Trend Watch

Radicalize

What do the San Bernardino shooters and Donald Trump have in common? This word.

Lookups of radicalize spiked the week of December 7, 2015, as it was used in two developing stories.

The first use of radicalize we saw this week was in news surrounding the mass shooting in San Bernardino, CA. The motive of the shooters, a Muslim couple, is still largely unknown, though FBI assistant director David Bowdich told the press on December 7, "We believe that both were radicalized and had been for some time."

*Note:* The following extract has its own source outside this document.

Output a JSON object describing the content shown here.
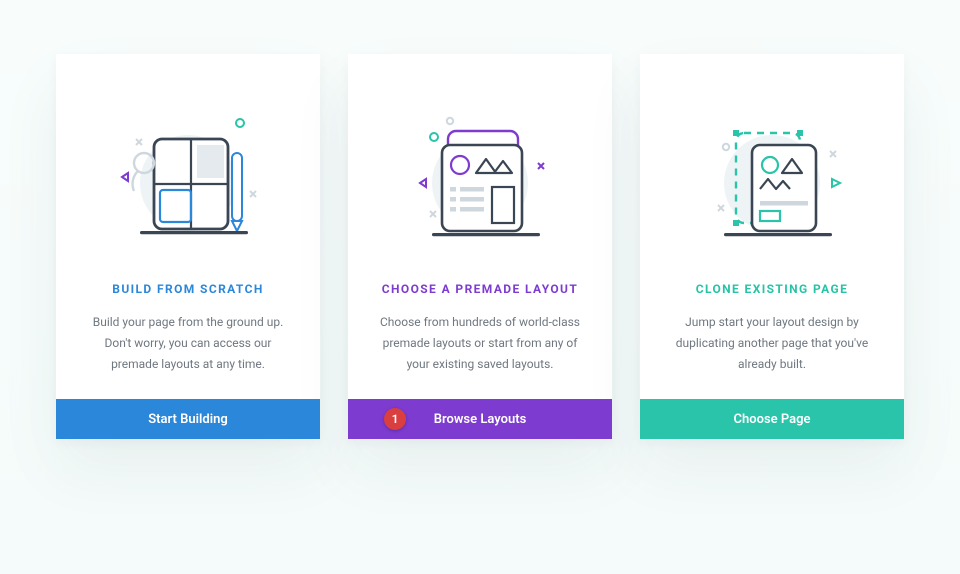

The second use of radicalize was made by Philadelphia mayor Michael Nutter in a December 9 story about anti-Islamic vandalism against a mosque in Philly. He brought up Donald Trump's latest statement that the U.S. should ban Muslims from entering the country by saying, "Trump is literally trying to radicalize Americans against Muslims, and that's not what America is about."

Both uses of radicalize refer to making someone radical—that is, doing or saying something that causes a person to adopt extreme views, beliefs, or political ideologies. Interestingly, the word radical comes from radix, a Latin word that means "root," yet the meaning of radical that radicalize draws on it about rejecting the usual or traditional.

We tend to think of the word radicalize with regard to religious ideology, but that has more to do with the news cycle than the word itself. Radicalize goes back to the early 1800s and has been used of everyone from abolitionists to Vietnam protestors.